Уснуть я не смог почти всю ночь, настолько разволновался. Пока не забрезжил в окнах рассвет, лежал и думал. О последней светлой надежде Марии Ивановны — возвращении сына. Ею и питается. О Коле размышлял, о его несбывшейся мечте стать лётчиком, об Анне, соседской девушке, с которой дружил и на которой намеревался жениться. Жил человек, рос, мечтал, трудился, мучился, боролся. И что после себя оставил? Страдания матери да бумажный самолётик со звёздочками на продранных крыльях… Но уже иначе мне увиделось то, что произошло в далёком пятьдесят четвёртом в одном из многочисленных сибирских лагерей. Нет, я отнюдь не оправдал да и сейчас не оправдываю убийцу, но произошедшее оценил иначе: оба они — жертвы. И терзал меня один вопрос: открыть Марие Ивановне правду о её сыне или пожалеть и без того несчастную?

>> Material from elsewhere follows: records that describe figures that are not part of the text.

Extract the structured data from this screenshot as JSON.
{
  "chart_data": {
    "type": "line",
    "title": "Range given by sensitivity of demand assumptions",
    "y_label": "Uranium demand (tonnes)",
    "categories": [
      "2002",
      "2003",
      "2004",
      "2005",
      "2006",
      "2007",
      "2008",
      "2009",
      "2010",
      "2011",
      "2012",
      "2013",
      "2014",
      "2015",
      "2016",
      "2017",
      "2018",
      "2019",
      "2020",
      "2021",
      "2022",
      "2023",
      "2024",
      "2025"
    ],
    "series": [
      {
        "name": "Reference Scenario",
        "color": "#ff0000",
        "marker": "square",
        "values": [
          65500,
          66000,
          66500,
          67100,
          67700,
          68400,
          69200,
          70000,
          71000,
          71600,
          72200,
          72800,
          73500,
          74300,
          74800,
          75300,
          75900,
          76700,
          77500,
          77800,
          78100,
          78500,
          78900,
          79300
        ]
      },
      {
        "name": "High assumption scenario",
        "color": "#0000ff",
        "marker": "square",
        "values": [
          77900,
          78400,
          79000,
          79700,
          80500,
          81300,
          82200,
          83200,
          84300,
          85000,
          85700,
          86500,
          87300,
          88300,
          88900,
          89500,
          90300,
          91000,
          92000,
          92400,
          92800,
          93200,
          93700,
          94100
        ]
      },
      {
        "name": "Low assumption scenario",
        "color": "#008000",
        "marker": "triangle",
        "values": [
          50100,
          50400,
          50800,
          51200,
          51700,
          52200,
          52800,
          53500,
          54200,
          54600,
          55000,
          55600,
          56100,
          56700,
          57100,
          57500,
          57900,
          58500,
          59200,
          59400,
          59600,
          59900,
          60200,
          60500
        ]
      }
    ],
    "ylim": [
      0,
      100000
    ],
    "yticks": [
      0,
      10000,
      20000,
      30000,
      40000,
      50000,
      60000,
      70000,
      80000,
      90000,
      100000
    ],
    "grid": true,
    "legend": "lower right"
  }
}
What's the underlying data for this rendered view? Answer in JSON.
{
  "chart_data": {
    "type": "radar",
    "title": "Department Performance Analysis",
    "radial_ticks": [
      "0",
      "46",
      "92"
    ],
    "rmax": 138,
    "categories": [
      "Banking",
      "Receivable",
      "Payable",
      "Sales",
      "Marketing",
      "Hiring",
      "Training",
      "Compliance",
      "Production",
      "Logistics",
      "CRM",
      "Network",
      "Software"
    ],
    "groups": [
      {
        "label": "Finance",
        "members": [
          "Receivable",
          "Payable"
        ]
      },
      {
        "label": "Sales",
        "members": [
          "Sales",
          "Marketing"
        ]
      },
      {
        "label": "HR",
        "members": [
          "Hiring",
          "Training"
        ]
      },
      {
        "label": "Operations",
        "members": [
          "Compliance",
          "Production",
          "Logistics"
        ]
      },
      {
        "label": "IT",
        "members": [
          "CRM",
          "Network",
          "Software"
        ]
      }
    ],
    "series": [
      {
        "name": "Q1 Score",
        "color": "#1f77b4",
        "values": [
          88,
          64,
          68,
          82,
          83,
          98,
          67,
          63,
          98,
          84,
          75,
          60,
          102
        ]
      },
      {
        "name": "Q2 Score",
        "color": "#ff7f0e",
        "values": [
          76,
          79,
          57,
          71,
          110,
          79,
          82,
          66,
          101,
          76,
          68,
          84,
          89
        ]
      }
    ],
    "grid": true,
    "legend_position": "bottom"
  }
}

После яростных споров с самим собой я понял: не смогу сказать правду. Не надо! А ложь такой тяжестью давила, что, не дожидаясь пока окончательно рассветёт, встал, собрался и потихоньку вышел на вольный воздух. Осторожно миновал калитку и, вздохнув полной грудью, направился к тракту. И вдруг вспомнил: самолётик забыл. Оглянулся. Тускло светилось окно в избе Марии Ивановны. Я повернулся и пошагал дальше.
Мокрый хвост
Такого разговора Витька не ожидал, ведь с тюрягой и лагерем покончено. Но Серёга «выставил счёт». И не от себя, а говорит, что маляву с зоны получил: люди интересуются, как живут Рыжий и Красюк. Бегают[270] ли? Что отписать людям? Не скажешь же, что завязал.[271]
— Я — то бегаю, помалэньку карабчу,[272] а ты, Красюк, чевой- то совсем скурвился. У своей проститутки[273] между ляжек застрял.
Витьку последние слова задели за больное: какая Оля — проститутка? Честная девочка была. Серёге, однако, не возразил, недавно и сам так думал. Как все блатари.
— Забыл, Витёк, про должок свой? Кто тебя у хозяина подкармливал? Должен — надо платить. А то — фуфло получается? Мокрый хвост у тебя, не забыл? Теперь ты с нами на век повязан.
В интонации голоса Серёги звучал явный приказ. Или скрытая угроза. На что способен Рыжий, Витька хорошо знал. На всё, что угодно.
— Короче, вот што, Витёк, — уже более миролюбиво продолжил Серёга, — в воровской общак нужно грошей подкинуть.